40話 緋彩の怒り

 ——四対四。

 俺は、その埋め合わせに呼ばれただけだった。


 ただ出逢いを求めるだけの下心たっぷりな奴らは、それぞれ目を光らせて獲物を狙っている。

 別にそいつらのことをあれこれ言おうとは思わない。

 人には人の出逢い方があって、恋愛の形がある。


 ただ俺にはそれが合っていないだけだ……と、そう思っていた。


 一目惚れ、だったのかもしれない。

 だから俺は単純なのだ。

 まさに若気の至りと言うべきだろう。


 ——今日は、このシーンか。

 零弥が悩み、俺が苦しんだ全ての元凶。


 零弥のせいじゃない。

 彼にはそう言ってきたが、事実を述べるだけならきっと、これは彼が起こしたわざわいなのだろう。



         ◆



「——なた……彼方……!」


 瞬間、俺は目を覚ます。


 ……そうか。

 昨日、俺はソファで寝ていたんだ。


 体のあちこちに痛みが走っているが、それ以上に頭が痛い。

 悪夢を見ると毎回こうだ。

 頭に軋むような痛みが走る。


 ソファの背もたれに手をかけて起き上がると、俺を不安そうに見つめている姉さんがようやく視界に入った。


「姉、さん?」

「彼方、大丈夫? 魘されてたみたいだけど……」

「……大丈夫、何ともない」


 まだ若干痛むが、あの日に感じた鈍痛は感じられない。

 それだけでも十分余裕がある。


「やっぱり、彼方をソファで寝かせたから……」

「違う。これはきっとソファで寝たからじゃない」

「そうなの?」

「あぁ」


 姉さんの問いかけに応じながら俺はセンターテーブルに置いてあったスマホを取って、時間を確認する。
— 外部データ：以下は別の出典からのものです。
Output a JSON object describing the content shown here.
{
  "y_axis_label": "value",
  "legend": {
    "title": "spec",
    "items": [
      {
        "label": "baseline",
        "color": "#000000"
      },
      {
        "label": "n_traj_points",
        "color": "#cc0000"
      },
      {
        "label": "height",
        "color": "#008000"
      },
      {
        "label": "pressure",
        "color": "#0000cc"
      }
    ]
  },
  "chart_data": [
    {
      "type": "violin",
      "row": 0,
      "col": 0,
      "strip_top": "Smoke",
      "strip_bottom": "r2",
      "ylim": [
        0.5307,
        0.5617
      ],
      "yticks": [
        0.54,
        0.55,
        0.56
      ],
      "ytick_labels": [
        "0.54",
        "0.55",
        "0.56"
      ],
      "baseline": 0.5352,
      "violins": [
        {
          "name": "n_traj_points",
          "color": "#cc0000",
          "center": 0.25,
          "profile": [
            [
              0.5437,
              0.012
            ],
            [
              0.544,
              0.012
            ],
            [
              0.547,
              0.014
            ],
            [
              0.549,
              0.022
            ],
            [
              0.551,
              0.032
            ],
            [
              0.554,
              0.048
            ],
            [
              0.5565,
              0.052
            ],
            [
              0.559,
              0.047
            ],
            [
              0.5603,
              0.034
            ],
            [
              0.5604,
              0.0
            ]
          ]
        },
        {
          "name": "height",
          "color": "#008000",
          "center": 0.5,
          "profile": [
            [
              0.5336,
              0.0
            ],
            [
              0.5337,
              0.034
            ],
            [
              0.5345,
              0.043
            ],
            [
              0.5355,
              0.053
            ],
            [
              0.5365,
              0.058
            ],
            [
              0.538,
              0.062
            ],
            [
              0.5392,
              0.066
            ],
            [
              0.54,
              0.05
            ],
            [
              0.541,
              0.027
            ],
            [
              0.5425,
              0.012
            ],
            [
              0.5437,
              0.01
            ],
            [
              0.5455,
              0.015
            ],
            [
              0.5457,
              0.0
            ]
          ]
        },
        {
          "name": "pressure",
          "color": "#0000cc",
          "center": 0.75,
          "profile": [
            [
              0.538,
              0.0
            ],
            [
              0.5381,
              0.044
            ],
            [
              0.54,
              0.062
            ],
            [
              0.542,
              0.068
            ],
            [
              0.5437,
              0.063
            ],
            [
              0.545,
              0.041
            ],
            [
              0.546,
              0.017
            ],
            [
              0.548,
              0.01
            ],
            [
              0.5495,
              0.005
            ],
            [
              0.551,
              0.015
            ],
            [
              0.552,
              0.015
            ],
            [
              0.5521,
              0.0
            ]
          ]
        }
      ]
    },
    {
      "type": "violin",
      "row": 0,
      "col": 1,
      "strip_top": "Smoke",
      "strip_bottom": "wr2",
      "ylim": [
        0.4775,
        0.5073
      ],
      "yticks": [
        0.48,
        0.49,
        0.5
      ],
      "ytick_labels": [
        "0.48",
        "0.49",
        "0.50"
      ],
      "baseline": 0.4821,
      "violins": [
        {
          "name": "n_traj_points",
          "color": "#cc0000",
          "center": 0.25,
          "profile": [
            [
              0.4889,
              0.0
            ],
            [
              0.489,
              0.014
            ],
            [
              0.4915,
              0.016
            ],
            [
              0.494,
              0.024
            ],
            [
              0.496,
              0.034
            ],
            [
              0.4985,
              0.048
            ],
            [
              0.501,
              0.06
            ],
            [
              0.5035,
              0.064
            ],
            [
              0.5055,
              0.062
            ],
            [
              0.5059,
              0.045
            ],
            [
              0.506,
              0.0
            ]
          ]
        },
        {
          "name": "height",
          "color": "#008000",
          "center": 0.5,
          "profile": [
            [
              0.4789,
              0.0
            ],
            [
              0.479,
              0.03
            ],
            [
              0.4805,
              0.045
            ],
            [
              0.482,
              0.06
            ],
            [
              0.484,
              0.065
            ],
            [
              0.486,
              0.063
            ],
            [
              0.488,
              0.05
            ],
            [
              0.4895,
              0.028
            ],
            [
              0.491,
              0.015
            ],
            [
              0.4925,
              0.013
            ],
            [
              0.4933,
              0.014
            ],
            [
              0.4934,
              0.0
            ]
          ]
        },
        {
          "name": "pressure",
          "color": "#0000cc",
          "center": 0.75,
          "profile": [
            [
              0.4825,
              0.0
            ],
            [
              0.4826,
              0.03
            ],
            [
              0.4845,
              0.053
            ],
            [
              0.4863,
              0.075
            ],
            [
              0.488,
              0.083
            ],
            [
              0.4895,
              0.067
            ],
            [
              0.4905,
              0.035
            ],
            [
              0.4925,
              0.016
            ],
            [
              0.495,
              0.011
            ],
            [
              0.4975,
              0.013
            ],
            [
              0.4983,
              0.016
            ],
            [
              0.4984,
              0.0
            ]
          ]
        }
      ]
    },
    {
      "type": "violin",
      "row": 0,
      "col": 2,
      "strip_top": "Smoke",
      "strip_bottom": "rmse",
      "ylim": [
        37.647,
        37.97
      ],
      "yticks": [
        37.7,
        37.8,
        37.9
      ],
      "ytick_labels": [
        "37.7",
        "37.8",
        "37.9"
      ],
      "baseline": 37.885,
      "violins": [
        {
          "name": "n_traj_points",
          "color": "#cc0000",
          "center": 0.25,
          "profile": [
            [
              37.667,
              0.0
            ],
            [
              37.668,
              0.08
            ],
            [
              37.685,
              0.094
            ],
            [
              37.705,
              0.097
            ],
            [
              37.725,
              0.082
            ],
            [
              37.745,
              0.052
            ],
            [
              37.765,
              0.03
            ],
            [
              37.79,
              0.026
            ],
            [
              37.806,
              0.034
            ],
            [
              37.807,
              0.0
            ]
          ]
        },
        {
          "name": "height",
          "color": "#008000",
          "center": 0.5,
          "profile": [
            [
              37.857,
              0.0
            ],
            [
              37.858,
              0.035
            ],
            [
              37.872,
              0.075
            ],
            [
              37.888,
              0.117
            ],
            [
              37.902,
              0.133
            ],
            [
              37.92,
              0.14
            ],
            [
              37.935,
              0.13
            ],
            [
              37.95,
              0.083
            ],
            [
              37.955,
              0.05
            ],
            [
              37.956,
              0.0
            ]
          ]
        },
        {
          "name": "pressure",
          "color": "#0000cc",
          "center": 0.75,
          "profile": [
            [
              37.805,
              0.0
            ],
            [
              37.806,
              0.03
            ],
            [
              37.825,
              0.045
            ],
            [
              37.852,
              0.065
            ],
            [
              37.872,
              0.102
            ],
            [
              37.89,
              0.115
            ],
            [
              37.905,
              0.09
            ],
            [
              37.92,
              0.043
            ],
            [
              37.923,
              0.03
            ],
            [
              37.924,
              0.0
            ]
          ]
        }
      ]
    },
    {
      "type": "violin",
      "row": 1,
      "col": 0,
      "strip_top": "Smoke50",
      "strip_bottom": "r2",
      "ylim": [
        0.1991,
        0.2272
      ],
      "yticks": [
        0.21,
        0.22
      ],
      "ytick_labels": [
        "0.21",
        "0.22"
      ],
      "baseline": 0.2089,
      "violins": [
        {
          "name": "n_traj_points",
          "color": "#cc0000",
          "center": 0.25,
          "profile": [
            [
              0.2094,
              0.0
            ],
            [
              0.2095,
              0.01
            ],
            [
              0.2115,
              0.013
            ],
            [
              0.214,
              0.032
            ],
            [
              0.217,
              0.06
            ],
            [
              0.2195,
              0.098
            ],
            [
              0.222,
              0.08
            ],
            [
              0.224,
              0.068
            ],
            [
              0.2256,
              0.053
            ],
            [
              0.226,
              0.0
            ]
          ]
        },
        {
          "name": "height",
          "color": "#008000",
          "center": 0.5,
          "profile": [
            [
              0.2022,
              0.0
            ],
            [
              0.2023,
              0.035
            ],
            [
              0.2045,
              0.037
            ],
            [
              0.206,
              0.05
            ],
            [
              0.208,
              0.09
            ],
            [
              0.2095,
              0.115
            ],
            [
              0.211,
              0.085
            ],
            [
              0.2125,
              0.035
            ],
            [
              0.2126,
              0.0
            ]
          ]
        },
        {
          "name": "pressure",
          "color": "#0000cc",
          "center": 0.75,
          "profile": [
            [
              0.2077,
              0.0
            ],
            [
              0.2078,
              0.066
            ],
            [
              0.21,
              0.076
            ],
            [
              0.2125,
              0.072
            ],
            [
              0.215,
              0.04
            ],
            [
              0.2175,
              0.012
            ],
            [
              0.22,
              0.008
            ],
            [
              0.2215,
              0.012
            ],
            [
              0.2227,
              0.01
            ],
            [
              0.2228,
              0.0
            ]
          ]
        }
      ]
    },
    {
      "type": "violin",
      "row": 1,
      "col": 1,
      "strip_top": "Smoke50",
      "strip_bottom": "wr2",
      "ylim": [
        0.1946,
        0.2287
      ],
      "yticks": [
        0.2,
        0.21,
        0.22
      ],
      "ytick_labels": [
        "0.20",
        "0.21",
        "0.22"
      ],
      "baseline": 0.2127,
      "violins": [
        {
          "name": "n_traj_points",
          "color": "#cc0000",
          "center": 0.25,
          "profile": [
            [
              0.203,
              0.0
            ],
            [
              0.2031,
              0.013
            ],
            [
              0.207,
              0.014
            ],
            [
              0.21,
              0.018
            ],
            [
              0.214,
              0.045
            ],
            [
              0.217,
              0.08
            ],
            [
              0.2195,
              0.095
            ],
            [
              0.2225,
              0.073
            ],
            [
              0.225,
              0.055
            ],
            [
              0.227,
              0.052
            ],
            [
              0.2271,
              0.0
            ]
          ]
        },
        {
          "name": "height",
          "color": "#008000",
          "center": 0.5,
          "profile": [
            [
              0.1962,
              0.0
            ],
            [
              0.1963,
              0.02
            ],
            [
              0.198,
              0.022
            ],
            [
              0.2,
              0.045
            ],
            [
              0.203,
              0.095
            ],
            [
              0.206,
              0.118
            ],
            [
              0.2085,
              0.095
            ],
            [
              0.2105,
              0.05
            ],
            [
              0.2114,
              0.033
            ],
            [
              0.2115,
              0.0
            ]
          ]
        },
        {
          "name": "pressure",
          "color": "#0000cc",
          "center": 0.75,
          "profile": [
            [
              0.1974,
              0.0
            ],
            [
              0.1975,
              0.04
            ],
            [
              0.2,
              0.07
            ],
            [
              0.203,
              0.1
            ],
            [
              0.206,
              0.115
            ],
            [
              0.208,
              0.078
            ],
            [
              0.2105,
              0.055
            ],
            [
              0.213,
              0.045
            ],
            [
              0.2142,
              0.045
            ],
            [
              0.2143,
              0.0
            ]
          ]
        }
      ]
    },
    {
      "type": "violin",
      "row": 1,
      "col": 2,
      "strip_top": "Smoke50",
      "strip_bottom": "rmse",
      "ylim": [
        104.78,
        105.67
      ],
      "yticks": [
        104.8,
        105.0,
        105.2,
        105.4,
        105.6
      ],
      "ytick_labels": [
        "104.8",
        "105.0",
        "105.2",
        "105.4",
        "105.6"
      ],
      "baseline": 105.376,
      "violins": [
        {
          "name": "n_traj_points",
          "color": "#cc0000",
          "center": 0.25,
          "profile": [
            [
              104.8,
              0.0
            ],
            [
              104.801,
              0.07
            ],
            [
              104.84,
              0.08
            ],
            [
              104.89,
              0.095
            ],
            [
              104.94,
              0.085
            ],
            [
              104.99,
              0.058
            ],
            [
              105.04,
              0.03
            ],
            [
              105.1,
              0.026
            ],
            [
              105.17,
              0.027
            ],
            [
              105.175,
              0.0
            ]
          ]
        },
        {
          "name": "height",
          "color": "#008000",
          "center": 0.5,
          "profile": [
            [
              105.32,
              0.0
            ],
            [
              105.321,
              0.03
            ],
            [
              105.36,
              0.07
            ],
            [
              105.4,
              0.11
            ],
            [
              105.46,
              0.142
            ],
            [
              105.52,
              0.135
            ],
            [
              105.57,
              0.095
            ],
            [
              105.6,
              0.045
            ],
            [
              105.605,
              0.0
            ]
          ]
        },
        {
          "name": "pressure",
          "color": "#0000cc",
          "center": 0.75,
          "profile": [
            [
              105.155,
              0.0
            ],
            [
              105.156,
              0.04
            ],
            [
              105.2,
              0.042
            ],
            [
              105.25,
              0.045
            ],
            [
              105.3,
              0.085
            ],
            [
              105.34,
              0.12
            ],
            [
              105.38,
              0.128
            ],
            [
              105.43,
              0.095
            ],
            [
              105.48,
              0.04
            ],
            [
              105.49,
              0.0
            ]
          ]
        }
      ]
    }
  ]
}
「八時……そういえば、姉さんはいつここを出ていくんだ?」

「今日の仕事はお昼からだけど、昼は過ぎない内に出ていくよ」

「そうなのか?」

「仕事が始まる前にやっておかなきゃいけないこともあるし、朝ご飯を食べたら出ていくつもり。あぁ、朝ご飯くらいは私に作らせて。弟に頼りっぱなしじゃあ、姉としての尊厳を失うしね」


 そう言って苦笑いを浮かべると、姉さんは立ち上がってキッチンに向かう。


 ……別に、そんなこと気にする必要はないと思うけどな。

 姉さんはちゃんと姉さんだ。

 俺を気にかけてくれるし、信頼もしてくれている。

 だから昨日、俺に全てを聞き出さなかったんだ。

 その答えを出すためには時間が必要だったから、感謝している。


 足をソファから下ろして背もたれに体重を預けると、俺は天井を仰いだ。


 ……どうしたらいいんだろうな。

 というか、俺はどうしたいんだろうな。


 緋彩と離れたいのか、一緒にいたいのか。

 緋彩や零弥、姉さんの全てが受け入れてくれるのは、きっと後者なのだろう。

 もちろん俺だって彼女と一緒にいたい。

 今更一人になるだなんて、考えることすら拒んでしまう。


 でも……。


「そういえば、緋彩ちゃんは今日も来るの?」

「……確かに、あいつ今日来るのか?」


 スマホを開き、緋彩とのメッセージ画面を表示させる。


『おはよう。今日は来るのか』


 端的に言葉を打って送信してから約一分。


『おはようございます。行ってもいいですか? もしいるなら美幸さんにもご挨拶したいですし』


「姉さんに挨拶したいだってよ」

「あら、嬉しいこと言ってくれるじゃない」

「呼んでもいいか」

「私は全然構わないよー」


『了解。いつもの時間に来て大丈夫だから』

『分かりました。じゃあまた九時過ぎくらいに伺いますね』

『ん、待ってる』


 アプリを閉じて姉さんの料理が出来上がるのを待つこと五分。

 通知音が耳朶を叩きスマホを見れば、緋彩から『はい』の二文字が送られてきていたのだった。



         ◆



 チャイムが鳴り玄関の扉を開けると、そこには何故かほんのりと頬を染めた緋彩がモジモジとしながら立っていた。


「おはよう」

「お、おはようございます」

「……どうした? 顔が赤いぞ」

「な、何でもないですっ」


 ぷいっと顔を背けて中に入っていく緋彩。


 ……何なんだ?

 さっきのメッセージのやり取りでも、俺の言葉で会話が終わったかと思ったら緋彩から不自然な『はい』の二文字だけ送られてくるし。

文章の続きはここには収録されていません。